An aside – day-neutral strawberries are a freaking miracle of plant breeding. Most strawberries will set and ripen fruit when the days are long, which is why we think of June, the time of the summer solstice, as being strawberry season. But day-neutral strawberries have been bred to shrug off shorter days and yield berries all summer long. In years like this one, when the summer has been cool and wet, there are berries right up until the frost, dense with sour-sweet, complicated flavor. Squishy goes through a half-pint at a sitting. I’d eat them myself if I didn’t feel like I was taking food out of my daughter’s mouth.

As the supposed grown-up I know some things have to be off-limits, but being denied something she wants to eat confuses her. We had this conversation the other day:

“Squishy want daddy’s coffee.”

“No, love, coffee’s not for little kids.”

“Squishy want daddy’s coffee right now!”

“Listen, sweetie, there’s at least three things wrong here. #1, this is really hot. #2, it’s super-bitter. #3, it’s psychoactive. You can’t have any.”

“Daddy drinks daddy’s coffee. Daddy’s coffee good. Squishy want daddy’s coffee.”

I gave her the tiniest taste on the tip of my finger. She backed up, shook her head hard a few times, then came back for more. Only the promise of a trip to the park got me out of that situation.

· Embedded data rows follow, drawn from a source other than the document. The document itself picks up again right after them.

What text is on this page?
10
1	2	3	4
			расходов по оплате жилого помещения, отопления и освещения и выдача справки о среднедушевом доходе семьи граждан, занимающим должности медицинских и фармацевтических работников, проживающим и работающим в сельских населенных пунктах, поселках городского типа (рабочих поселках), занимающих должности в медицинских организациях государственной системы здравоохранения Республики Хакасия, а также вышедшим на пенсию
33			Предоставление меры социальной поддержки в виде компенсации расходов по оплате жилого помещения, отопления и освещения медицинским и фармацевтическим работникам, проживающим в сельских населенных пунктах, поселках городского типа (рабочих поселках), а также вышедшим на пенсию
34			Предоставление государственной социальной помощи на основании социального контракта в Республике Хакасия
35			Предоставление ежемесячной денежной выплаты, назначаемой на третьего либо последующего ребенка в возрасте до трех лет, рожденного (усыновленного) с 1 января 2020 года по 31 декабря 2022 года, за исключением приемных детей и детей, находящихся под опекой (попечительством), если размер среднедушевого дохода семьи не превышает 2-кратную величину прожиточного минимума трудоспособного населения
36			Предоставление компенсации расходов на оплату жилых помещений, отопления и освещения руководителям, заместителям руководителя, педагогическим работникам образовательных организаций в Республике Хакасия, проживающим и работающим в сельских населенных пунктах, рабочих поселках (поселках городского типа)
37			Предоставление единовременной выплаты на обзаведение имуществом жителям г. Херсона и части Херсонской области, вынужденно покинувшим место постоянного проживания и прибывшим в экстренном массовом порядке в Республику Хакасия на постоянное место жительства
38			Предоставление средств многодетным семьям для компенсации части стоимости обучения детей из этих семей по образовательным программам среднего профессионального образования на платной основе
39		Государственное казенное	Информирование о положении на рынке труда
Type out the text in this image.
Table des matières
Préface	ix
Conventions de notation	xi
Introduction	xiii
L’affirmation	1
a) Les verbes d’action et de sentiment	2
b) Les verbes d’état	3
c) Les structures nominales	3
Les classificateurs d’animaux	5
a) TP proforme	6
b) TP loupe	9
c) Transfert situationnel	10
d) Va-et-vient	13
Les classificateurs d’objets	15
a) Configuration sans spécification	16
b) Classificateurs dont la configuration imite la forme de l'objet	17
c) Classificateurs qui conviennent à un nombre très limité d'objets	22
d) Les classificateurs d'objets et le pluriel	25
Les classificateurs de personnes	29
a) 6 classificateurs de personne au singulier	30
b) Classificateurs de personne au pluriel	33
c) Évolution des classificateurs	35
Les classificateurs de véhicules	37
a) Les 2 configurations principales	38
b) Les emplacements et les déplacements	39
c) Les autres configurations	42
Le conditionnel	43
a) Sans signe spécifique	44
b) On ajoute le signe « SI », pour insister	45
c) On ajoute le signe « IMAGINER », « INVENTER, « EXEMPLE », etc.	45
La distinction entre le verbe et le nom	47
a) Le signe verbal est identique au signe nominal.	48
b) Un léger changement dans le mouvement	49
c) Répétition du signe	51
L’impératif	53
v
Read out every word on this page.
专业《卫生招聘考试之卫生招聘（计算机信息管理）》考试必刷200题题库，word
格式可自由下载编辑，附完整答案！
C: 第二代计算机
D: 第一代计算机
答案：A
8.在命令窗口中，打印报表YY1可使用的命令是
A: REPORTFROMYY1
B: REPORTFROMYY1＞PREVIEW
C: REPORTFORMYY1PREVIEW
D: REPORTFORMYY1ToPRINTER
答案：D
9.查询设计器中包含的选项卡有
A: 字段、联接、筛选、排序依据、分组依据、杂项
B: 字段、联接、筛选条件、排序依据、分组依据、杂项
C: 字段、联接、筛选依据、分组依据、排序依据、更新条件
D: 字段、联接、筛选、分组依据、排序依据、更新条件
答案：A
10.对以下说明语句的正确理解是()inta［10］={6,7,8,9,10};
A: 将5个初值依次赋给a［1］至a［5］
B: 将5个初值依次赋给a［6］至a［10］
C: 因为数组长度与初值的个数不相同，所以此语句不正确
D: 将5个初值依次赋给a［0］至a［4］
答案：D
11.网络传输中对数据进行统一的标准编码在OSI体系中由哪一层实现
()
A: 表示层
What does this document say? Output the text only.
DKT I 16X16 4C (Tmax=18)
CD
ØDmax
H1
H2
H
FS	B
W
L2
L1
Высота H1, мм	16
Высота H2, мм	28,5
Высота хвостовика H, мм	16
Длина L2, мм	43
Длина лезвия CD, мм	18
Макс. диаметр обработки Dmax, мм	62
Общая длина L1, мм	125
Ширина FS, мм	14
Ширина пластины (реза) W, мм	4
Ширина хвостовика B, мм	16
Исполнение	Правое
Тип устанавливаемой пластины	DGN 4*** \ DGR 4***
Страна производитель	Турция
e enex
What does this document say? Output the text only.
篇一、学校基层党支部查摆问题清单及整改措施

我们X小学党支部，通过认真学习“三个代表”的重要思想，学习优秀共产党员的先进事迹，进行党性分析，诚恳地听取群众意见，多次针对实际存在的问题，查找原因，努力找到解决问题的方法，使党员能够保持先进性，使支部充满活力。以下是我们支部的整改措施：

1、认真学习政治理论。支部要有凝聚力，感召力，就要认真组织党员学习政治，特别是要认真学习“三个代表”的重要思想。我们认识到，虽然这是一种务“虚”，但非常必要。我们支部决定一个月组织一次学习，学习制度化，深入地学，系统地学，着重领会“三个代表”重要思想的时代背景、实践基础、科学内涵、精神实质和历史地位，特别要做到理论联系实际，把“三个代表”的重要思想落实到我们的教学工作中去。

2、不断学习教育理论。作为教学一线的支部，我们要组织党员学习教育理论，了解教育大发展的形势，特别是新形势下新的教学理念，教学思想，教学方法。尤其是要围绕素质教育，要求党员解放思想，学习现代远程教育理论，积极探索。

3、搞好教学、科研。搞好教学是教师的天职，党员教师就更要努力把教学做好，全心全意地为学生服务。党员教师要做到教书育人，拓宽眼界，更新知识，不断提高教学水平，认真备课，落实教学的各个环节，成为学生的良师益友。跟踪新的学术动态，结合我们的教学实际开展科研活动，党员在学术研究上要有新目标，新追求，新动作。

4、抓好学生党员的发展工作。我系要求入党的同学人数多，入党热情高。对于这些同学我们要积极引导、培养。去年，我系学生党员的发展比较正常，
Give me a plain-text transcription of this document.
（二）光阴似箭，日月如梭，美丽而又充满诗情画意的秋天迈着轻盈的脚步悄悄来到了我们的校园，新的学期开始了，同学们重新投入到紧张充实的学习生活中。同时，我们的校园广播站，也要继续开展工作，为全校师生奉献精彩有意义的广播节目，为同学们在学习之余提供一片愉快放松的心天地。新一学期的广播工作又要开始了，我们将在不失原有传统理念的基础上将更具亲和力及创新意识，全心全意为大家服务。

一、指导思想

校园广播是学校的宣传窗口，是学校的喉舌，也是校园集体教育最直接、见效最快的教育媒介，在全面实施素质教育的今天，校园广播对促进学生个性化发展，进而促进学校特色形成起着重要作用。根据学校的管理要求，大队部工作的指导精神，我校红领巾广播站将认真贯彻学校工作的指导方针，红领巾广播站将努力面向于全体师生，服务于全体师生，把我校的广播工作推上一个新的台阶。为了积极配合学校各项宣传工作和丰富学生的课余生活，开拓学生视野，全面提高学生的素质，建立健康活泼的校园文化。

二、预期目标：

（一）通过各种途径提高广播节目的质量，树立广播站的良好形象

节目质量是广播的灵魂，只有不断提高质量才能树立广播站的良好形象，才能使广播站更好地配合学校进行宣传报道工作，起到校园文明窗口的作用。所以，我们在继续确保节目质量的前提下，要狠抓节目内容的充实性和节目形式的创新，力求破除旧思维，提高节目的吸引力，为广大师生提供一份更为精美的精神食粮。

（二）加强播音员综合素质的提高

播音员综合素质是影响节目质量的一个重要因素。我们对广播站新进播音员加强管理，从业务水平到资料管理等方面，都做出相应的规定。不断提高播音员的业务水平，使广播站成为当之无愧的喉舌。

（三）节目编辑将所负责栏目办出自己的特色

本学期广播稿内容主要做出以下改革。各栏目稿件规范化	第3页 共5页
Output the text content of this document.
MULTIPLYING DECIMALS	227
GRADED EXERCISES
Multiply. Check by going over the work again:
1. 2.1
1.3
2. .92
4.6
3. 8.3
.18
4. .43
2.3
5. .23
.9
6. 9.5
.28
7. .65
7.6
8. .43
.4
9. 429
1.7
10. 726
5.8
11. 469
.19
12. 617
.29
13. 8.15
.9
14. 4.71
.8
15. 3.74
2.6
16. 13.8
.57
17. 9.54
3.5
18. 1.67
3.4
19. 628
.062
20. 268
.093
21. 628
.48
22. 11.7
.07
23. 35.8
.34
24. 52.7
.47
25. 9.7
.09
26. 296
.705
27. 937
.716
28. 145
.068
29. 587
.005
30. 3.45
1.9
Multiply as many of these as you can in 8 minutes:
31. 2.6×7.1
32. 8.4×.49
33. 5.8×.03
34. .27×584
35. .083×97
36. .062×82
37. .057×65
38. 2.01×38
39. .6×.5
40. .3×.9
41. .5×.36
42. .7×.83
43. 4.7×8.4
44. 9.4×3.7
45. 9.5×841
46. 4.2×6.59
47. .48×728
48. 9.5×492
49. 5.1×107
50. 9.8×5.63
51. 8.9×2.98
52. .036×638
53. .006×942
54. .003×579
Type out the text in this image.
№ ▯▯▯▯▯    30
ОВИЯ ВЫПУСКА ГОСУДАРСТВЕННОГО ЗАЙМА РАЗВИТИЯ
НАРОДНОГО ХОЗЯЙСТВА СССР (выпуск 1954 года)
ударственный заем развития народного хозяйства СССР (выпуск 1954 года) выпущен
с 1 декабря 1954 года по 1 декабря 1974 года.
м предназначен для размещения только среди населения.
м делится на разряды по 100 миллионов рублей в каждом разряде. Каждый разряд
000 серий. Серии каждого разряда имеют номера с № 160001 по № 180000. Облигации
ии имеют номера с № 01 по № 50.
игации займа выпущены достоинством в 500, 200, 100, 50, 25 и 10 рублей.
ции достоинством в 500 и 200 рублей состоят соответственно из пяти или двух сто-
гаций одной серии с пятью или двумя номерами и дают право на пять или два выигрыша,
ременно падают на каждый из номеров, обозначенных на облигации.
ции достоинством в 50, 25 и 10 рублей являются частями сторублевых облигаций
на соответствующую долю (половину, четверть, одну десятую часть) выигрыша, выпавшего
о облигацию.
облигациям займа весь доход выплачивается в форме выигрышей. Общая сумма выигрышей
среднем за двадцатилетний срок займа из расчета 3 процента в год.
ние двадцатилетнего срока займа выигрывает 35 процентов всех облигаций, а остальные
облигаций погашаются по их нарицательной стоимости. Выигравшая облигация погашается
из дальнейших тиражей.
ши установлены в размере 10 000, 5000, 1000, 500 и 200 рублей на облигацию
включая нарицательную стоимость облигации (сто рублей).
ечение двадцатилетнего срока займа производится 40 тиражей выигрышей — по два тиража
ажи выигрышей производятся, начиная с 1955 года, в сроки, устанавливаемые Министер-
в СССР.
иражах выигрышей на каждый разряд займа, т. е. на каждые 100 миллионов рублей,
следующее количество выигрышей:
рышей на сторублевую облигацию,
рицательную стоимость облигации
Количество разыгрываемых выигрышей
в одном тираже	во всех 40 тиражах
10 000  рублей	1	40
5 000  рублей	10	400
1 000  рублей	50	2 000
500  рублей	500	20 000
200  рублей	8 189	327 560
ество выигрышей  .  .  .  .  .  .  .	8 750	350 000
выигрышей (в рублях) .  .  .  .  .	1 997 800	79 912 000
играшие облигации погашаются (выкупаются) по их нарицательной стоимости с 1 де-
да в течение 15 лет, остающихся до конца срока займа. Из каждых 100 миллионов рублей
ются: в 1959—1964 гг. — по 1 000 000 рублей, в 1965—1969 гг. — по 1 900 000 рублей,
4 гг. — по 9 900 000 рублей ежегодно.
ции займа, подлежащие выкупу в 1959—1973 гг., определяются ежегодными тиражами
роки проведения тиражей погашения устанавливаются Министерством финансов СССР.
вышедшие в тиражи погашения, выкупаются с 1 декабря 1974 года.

Truth be told, about the only things we really don’t want her to have are caffeine and alcohol. Sometimes we can substitute apple juice in a fancy glass for wine, but two-year-olds are smart, and Squishy knows perfectly well that she’s just playing along. How are we going to explain to her that anything we can eat is hers, except for this, and maybe that? I still don’t know.